There are thousands of lenders that specialize in providing people with conventional mortgages today. They include big banks, small financial institutions, and everything in between.
To qualify for a conventional mortgage, you will usually need to have a credit score of at least 620, though you might want to try to get your credit score even higher than that to get access to the best mortgage rates. You'll also need to prepare to put down a 20% downpayment unless you want to have to pay for private mortgage insurance or PMI.
The big benefit of going with a conventional mortgage is that it's often going to allow you to get the lowest interest rates possible. You will, however, be able to choose between either a fixed-rate or an adjustable-rate mortgage, and it's going to impact the interest rate on your home loan.
Fixed-rate mortgages will keep the interest rate on your home loan the same throughout its duration of it. You will stick with this rate as you spend the next 15 or 30 years paying down your mortgage loan.
Adjustable-rate mortgages, on the other hand, have interest rates that will fluctuate over time. Your interest rate will stay the same for the first 5, 7, or 10 years in most cases before it changes to a new rate based on the market interest rates.
If you aren't able to qualify for a conventional loan or if you just want to see what some of your other options are as far as mortgage loans are concerned, you might want to consider government-backed mortgages. Lenders often view these types of mortgage loans as being less risky since they have a government agency standing behind them.
There are several different kinds of government-backed mortgage loans that you might be able to get approved for. Let's take a closer look at each one to see what they can offer you.
FHA loans are mortgage loans that are backed by the Federal Housing Administration. They're designed to help those with credit scores that are on the lower side to buy houses. You should be able to qualify for an FHA loan with a credit score that is as low as 580, and some lenders will provide FHA loans to those with credit scores even lower than that.
FHA loans are also great choices for those who can't afford to put down a 20% downpayment on a home. You can typically put down a downpayment that is as low as just 3% to secure an FHA loan.
The catch is that you might have to also accept a higher interest rate than you would otherwise. But if you know you won't be able to qualify for a conventional loan, this could be an excellent alternative.
USDA loans are mortgage loans that are backed by the United States Department of Agriculture. They tend to have even fewer requirements than FHA loans do.
You will need to meet some basic income requirements to qualify for a USDA loan. You will also need to agree to purchase a home that is located in either a suburban or urban area.
But the big advantage of trying to get a USDA loan is that you may be able to do it without putting down a single dollar as a downpayment.
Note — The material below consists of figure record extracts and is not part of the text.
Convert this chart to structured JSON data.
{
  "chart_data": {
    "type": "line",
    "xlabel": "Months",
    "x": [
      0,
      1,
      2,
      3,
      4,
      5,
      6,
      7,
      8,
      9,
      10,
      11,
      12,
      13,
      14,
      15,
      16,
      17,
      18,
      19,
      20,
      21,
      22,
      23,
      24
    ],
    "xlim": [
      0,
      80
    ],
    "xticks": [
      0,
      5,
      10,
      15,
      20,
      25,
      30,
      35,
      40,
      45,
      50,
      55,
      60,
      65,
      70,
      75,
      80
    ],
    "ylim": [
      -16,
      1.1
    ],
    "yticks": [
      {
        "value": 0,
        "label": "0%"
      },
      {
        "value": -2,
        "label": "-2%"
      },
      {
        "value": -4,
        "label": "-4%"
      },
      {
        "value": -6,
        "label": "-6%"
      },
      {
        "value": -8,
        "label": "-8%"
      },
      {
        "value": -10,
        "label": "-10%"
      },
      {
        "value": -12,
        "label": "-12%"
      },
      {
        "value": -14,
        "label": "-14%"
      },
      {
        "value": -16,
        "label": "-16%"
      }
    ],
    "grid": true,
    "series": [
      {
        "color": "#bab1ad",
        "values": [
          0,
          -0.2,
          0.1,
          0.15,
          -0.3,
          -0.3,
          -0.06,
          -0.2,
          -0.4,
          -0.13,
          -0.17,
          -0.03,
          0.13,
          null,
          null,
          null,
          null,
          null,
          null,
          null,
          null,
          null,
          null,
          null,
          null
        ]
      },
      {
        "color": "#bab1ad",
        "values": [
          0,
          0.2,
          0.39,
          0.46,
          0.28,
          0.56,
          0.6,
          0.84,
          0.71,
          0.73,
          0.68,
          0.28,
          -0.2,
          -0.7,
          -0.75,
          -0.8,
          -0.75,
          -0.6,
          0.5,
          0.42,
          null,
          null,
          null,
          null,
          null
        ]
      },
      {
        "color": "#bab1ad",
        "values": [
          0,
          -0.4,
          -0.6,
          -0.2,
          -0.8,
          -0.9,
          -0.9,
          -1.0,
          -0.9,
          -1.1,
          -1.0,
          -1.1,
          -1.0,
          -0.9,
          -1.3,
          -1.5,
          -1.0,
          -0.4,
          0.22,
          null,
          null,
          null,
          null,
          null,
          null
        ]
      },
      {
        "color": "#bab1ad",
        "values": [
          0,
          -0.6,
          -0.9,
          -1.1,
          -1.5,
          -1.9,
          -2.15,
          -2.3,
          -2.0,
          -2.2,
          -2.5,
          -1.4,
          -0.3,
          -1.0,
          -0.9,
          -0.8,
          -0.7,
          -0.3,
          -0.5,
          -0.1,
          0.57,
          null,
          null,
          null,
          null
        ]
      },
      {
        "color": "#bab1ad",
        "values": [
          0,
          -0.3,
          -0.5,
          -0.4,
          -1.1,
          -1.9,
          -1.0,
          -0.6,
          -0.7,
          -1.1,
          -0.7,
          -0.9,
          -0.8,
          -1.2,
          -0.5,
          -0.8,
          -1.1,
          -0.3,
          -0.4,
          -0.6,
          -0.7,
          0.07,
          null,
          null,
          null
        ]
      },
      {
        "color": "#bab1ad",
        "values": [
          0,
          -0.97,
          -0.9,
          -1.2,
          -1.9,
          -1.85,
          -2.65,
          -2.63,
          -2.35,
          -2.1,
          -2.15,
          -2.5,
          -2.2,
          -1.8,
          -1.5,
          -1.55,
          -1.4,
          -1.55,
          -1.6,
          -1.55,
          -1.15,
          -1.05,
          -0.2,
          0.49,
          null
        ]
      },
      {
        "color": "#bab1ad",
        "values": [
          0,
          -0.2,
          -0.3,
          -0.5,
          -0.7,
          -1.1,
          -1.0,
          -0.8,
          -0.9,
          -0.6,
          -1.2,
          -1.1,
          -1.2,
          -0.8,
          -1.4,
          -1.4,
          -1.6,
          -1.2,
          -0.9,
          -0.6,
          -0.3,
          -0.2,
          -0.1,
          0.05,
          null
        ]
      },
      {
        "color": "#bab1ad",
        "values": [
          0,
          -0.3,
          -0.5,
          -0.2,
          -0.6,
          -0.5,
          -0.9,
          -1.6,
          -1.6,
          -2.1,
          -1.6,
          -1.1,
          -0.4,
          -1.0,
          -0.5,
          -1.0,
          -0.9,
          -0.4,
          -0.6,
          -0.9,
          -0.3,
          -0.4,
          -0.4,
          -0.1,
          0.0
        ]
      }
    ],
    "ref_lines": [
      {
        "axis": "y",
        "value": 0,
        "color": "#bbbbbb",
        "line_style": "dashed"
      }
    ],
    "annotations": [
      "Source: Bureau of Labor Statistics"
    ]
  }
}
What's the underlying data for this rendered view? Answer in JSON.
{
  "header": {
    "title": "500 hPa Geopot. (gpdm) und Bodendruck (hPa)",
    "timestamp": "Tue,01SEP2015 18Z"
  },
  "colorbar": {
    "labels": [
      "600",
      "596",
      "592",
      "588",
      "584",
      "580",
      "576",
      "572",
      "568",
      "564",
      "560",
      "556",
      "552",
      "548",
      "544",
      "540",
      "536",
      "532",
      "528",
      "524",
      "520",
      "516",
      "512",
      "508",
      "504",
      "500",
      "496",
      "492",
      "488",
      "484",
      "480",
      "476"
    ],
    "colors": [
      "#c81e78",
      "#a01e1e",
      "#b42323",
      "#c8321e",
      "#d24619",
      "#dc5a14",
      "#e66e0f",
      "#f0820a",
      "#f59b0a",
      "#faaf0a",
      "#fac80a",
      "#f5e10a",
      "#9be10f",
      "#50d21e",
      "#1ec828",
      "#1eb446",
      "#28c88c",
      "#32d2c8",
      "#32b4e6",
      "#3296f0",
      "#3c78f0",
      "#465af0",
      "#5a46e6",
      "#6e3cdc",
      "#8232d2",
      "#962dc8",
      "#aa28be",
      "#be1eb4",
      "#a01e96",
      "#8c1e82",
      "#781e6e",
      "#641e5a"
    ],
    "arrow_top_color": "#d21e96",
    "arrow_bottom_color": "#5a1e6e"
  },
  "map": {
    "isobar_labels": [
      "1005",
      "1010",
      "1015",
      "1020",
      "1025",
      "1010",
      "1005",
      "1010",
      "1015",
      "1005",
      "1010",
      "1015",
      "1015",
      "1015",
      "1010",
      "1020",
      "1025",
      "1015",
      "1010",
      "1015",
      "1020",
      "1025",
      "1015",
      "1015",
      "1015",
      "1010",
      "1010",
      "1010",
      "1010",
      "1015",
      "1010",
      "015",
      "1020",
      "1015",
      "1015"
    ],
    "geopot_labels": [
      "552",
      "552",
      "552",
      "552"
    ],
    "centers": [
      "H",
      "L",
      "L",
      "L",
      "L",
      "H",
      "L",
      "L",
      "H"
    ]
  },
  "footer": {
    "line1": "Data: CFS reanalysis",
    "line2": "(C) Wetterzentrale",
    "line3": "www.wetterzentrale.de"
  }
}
It makes USDA loans a great choice for those who don't have enough cash to make a sizeable downpayment.
VA loans are mortgage loans that are backed by the Department of Veterans Affairs. As you might imagine, they're only for those who can meet certain requirements after serving in the Armed Forces or National Guard.
If you served your country in any capacity, you might want to investigate these types of mortgage loans. They may put you in a position to get a mortgage loan with a lower interest rate than the rates you'll find on other home loans. They may also allow you to buy a home without putting down a downpayment on it.
Of all the different types of mortgage loans listed here, jumbo loans are the most difficult ones to qualify for. But there is a good reason for that. They're the types of loans you'll need to take out when buying a home that's on the more expensive side.
To secure a jumbo mortgage, you'll need to have a very high credit score and a low debt-to-income ratio. You'll also need to have significant assets and enough money to put down a 10 to 20% downpayment.
You won't have to worry about trying to get approved for a jumbo loan if you're buying, say, a $300,000 house. But if you have your sights set on buying a million-dollar home, you will want to look into jumbo loans and what they can do for you.
Most people need to take out mortgage loans to purchase houses. If you're one of these people, you should consider each of the options listed here and select the home loan that will work the best based on your credit history and your current financial situation.